= Coscom Entertainment =

Canadian publisher

Coscom Entertainment is a Canadian publisher. It is mainly known for comic books, although it is now publishing an increasing range of mashup books combining classical public domain literature with zombie fiction.

Publications include Ryan C. Thomas's The Summer I Died, works by author and publisher A.P. Fuchs (a.k.a. Peter Fox), and Eric S. Brown's The War of the Worlds Plus Blood, Guts and Zombies, World War of the Dead and Bigfoot War.

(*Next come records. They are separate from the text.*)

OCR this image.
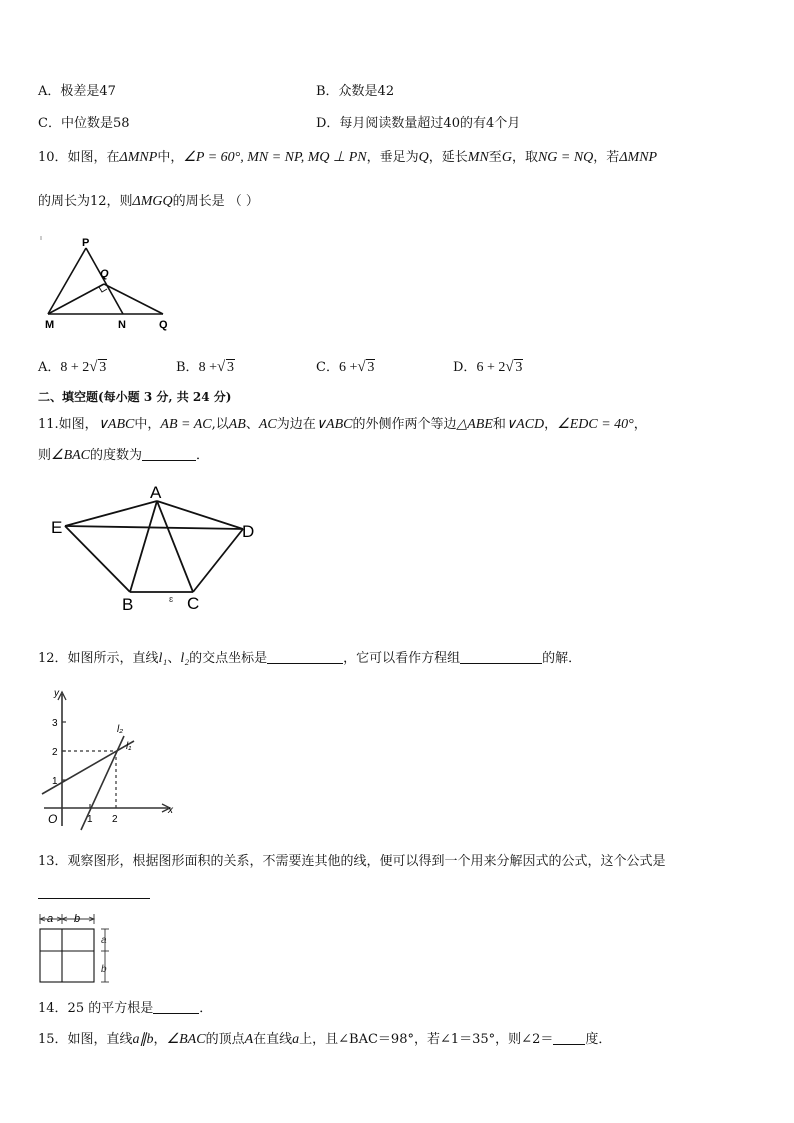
A．极差是47	B．众数是42
C．中位数是58	D．每月阅读数量超过40的有4个月
10．如图，在ΔMNP中，∠P = 60°, MN = NP, MQ ⊥ PN，垂足为Q，延长MN至G，取NG = NQ，若ΔMNP
的周长为12，则ΔMGQ的周长是 （ ）
P
Q
M	N	Q
A．8 + 2 √ 3	B．8 + √ 3	C．6 + √ 3	D．6 + 2 √ 3
二、填空题(每小题 3 分, 共 24 分)
11.如图，∨ABC中，AB = AC,以AB、AC为边在∨ABC的外侧作两个等边△ABE和∨ACD，∠EDC = 40°，
则∠BAC的度数为	．
ɛ
A
E	D
B	C
12．如图所示，直线l₁、l₂的交点坐标是	，它可以看作方程组	的解．
y
x
O
3
2
1
1 2
l₂
l₁
13．观察图形，根据图形面积的关系，不需要连其他的线，便可以得到一个用来分解因式的公式，这个公式是
a b
a
b
14．25 的平方根是	．
15．如图，直线a∥b，∠BAC的顶点A在直线a上，且∠BAC＝98°，若∠1＝35°，则∠2＝ 度．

It has also published several other 'zombie-enhanced' pastische works of classic literature, such as The Undead Land of Oz, Robin Hood and Friar Tuck: Zombie Hunters, Dracula Versus Zombula, The Adventures of Huckleberry Finn and Zombie Jim, Anna Karnivora and Alice in Zombieland.

The company also published the 475-page flash fiction collection Small Bites on zombies, animal attacks and were-creatures as a fundraiser for author Charles L. Grant's medical care.

==Authors==
- A.P. Fuchs is Canadian horror/dark fantasy writer from Winnipeg, Manitoba. He is also the author of several novels. His work includes The Way of the Fog, Still About a Girl, Magic Man and April, the last of which was written under the pseudonym Peter Fox.